Viele Studien konnten in diesem Zusammenhang zeigen, dass kognitive Herausforderungen das Leben von Tieren in Gefangenschaft, besonders das der hoch intelligenten Primaten, bereichern und ihr Wohlergehen verbessern können. Sogenanntes „cognitive enrichment“ bietet für Zoos die Möglichkeit, Abwechslung im Alltag der Tiere zu schaffen und ihre mentalen Fähigkeiten in der oft wenig komplexen Umgebung zu fördern. In der heutigen Zeit bietet hierbei die (Computer-)Technologie vielfältige Vorteile sowohl für das Zoomanagement als auch für Ansätze vor allem in der Kognitionsforschung.

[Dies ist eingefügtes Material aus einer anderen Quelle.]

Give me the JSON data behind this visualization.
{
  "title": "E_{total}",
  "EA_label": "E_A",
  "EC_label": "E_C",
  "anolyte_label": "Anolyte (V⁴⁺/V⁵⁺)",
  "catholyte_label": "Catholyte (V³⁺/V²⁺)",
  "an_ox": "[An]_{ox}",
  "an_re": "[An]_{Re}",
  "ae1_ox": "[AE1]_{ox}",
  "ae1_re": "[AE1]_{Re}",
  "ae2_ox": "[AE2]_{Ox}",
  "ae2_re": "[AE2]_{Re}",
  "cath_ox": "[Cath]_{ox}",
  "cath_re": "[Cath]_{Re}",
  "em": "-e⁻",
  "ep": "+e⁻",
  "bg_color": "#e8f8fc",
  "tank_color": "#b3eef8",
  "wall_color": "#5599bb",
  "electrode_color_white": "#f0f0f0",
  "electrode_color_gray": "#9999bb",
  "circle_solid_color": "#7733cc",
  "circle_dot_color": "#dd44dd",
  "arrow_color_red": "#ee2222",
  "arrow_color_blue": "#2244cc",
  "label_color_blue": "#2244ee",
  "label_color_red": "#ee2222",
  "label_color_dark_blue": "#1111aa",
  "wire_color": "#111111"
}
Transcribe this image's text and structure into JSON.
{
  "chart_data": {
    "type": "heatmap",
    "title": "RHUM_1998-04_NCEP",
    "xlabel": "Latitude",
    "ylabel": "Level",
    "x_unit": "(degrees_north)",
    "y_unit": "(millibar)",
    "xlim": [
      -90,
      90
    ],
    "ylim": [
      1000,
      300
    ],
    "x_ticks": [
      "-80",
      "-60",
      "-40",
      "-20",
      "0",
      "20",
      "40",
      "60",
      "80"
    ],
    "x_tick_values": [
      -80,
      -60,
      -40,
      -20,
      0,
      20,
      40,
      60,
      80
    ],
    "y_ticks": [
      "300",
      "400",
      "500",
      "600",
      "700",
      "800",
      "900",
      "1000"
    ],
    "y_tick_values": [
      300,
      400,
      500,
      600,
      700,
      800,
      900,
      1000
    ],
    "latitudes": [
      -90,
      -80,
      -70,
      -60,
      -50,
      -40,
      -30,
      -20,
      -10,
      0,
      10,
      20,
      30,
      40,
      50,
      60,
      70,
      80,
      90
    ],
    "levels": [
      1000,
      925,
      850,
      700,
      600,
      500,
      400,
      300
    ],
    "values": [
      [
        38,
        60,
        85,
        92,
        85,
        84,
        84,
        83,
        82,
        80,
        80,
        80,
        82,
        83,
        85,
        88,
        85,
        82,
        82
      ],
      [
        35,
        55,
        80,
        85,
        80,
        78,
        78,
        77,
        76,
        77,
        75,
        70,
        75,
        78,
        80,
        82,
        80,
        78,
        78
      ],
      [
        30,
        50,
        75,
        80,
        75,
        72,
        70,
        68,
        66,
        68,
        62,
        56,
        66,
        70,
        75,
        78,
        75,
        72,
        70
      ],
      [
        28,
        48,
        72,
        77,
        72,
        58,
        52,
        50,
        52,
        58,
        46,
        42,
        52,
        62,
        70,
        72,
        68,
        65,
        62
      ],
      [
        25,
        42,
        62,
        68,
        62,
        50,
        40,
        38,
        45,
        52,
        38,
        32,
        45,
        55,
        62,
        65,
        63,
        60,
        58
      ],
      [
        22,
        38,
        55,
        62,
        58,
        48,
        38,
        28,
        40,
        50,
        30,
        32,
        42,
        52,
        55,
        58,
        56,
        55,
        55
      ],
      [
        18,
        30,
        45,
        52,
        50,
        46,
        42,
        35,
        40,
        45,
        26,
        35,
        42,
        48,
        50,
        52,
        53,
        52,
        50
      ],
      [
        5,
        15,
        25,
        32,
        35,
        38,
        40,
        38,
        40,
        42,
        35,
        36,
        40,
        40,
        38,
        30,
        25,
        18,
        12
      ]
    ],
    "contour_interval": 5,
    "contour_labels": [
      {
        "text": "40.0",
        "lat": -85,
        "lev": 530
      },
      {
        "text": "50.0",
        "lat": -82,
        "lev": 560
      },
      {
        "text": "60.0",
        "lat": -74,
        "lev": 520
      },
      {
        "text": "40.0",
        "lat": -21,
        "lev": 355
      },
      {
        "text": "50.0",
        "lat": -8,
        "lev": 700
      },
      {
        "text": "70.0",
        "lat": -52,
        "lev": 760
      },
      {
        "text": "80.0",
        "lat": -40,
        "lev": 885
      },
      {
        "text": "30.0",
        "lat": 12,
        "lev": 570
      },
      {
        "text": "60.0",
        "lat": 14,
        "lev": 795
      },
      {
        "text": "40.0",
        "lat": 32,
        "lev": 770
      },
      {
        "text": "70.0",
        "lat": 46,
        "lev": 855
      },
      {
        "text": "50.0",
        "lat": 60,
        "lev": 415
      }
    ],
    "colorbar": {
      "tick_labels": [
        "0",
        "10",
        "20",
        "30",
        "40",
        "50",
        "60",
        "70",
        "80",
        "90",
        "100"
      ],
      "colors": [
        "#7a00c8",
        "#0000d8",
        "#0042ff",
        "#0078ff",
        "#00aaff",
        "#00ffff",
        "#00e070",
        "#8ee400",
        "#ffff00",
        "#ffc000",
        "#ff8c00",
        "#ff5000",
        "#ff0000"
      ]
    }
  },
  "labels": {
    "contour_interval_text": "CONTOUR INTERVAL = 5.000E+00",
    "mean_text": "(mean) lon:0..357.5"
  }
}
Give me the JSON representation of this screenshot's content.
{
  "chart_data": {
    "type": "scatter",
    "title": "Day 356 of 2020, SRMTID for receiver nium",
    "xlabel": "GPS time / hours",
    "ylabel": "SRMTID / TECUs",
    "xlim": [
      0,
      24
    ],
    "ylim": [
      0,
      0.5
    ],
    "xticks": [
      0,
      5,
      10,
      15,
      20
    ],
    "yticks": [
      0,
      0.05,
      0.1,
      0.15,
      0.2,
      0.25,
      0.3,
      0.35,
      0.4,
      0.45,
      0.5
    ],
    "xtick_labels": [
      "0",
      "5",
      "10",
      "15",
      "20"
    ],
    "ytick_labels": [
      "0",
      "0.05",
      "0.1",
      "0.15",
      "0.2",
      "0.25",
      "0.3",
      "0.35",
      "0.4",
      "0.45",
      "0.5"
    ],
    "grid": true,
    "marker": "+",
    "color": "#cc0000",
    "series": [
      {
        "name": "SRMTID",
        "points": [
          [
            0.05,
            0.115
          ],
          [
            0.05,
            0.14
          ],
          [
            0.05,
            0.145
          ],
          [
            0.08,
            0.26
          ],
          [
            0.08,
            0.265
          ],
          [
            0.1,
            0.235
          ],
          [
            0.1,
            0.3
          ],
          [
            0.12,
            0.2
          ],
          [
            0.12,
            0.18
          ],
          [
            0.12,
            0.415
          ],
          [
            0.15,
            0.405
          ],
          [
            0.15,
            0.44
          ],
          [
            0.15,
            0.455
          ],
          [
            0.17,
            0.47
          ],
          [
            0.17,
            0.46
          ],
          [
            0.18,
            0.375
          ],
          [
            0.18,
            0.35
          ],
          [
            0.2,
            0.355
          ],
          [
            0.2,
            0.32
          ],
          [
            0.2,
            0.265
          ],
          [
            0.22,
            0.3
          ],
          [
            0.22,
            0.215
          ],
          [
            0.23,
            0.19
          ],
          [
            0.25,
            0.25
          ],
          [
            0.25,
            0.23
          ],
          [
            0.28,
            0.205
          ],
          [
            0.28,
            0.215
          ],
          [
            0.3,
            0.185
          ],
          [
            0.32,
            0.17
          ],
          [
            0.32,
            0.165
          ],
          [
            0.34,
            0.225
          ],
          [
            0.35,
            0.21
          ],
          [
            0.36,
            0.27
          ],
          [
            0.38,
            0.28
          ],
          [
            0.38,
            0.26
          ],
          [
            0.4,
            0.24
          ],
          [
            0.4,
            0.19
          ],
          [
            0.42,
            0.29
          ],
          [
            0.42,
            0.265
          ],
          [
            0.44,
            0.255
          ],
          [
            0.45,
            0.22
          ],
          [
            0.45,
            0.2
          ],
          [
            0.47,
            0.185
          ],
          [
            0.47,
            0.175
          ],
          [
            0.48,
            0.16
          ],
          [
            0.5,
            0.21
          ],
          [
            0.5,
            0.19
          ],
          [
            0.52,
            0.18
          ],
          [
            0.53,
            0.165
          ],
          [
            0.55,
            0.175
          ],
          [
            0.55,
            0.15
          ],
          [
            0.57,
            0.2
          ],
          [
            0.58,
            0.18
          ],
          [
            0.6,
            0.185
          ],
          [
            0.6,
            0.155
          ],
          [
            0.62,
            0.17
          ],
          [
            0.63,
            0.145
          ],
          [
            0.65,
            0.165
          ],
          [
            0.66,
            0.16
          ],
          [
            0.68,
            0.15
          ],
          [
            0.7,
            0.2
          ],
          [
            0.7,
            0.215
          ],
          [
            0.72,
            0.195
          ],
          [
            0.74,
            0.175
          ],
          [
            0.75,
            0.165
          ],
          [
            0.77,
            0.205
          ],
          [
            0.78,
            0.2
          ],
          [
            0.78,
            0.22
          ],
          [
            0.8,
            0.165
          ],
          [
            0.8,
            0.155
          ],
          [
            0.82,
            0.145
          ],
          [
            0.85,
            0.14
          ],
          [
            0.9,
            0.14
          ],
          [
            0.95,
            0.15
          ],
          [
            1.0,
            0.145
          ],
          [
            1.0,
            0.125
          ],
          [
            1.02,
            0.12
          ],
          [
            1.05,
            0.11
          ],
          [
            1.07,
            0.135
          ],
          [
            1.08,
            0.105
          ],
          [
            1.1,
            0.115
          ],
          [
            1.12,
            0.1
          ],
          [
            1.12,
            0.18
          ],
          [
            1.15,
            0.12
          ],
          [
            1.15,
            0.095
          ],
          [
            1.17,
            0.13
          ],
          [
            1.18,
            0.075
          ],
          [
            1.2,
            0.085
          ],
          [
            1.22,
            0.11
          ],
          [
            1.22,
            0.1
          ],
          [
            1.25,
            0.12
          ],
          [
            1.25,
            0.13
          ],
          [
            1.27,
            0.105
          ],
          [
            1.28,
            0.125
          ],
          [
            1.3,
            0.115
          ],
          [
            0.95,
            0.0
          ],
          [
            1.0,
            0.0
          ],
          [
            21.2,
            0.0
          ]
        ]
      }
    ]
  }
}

Vor diesem Hintergrund untersucht Dr. Vanessa Schmitt seit Beginn des Jahres 2015 im Zoo Heidelberg im Rahmen einer vergleichenden Kognitionsstudie, wie Touchscreen-Computersysteme gleichzeitig genutzt werden können, um einerseits das Studium der kognitiven Fähigkeiten verschiedener Spezies zu erleichtern und andererseits das Wohlergehen der Tiere zu verbessern. Ziel der vorliegenden Arbeit ist es dabei, den Einfluss dieser Studie auf das Wohlbefinden der Orang-Utans und Schimpansen des Heidelberger Zoos zu bewerten. Hierzu wurde in einem Zeitraum von 19 Wochen mit Hilfe von Focal Animal Samplings das Verhalten der Tiere vor und nach den wochentags stattfindenden testing-sessions beobachtet, wobei stereotypem, selbst-gerichtetem und aggressivem Verhalten als Indikator für Stress besonderes Augenmerk galt. Darüber hinaus wurde während der testing-sessions mit Hilfe von Scan und Ad libitum Samplings das Interesse der Menschenaffen an kognitiven Aufgaben, Videos von Artgenossen und anderen Tieren sowie der Möglichkeit, sich selbst zu beobachten, aufgenommen. Dabei sollte auch die motivationsstiftende Funktion von Futterbelohnungen untersucht werden. Schließlich ist es ein weiterer Anspruch dieser Arbeit, den individuellen Charakter der Tiere bei der Analyse der Ergebnisse zu berücksichtigen. Dieser wurde mit Hilfe eines Persönlichkeitsfragebogens von den Tierpflegern des Heidelberger Zoos bewertet.
Im Vergleich zu vorangegangenen Studien, in deren Kontext die Orang-Utans und Schimpansen noch keinen Zugang zu den Touchscreen-Computersystemen hatten, wie auch im Vergleich des Verhaltens der Tiere vor und nach den testing-sessions konnten keine signifikanten Unterschiede bezüglich Veränderungen im Verhaltensrepertoire der Primaten festgestellt werden. Doch ergab eine deskriptive Betrachtung der Ergebnisse eindeutige Tendenzen, die – trotz individueller und artspezifischer Unterschiede – darauf hindeuten, dass das kognitive enrichment der Studie keinen negativen Einfluss auf das Wohlbefinden der Tiere hatte. Die bereitwillige Teilnahme an den Experimenten und das große Interesse, welches sie darüber hinaus an diesen zeigten, lassen wiederum darauf schließen, dass das Leben der Menschenaffen im Heidelberger Zoo positiv beeinflusst wurde. Die vorliegende Arbeit kann also als Beleg dafür dienen, dass mit cognitve enrichment das psychologische Wohlbefinden von Tieren in Gefangenschaft verbessert werden kann.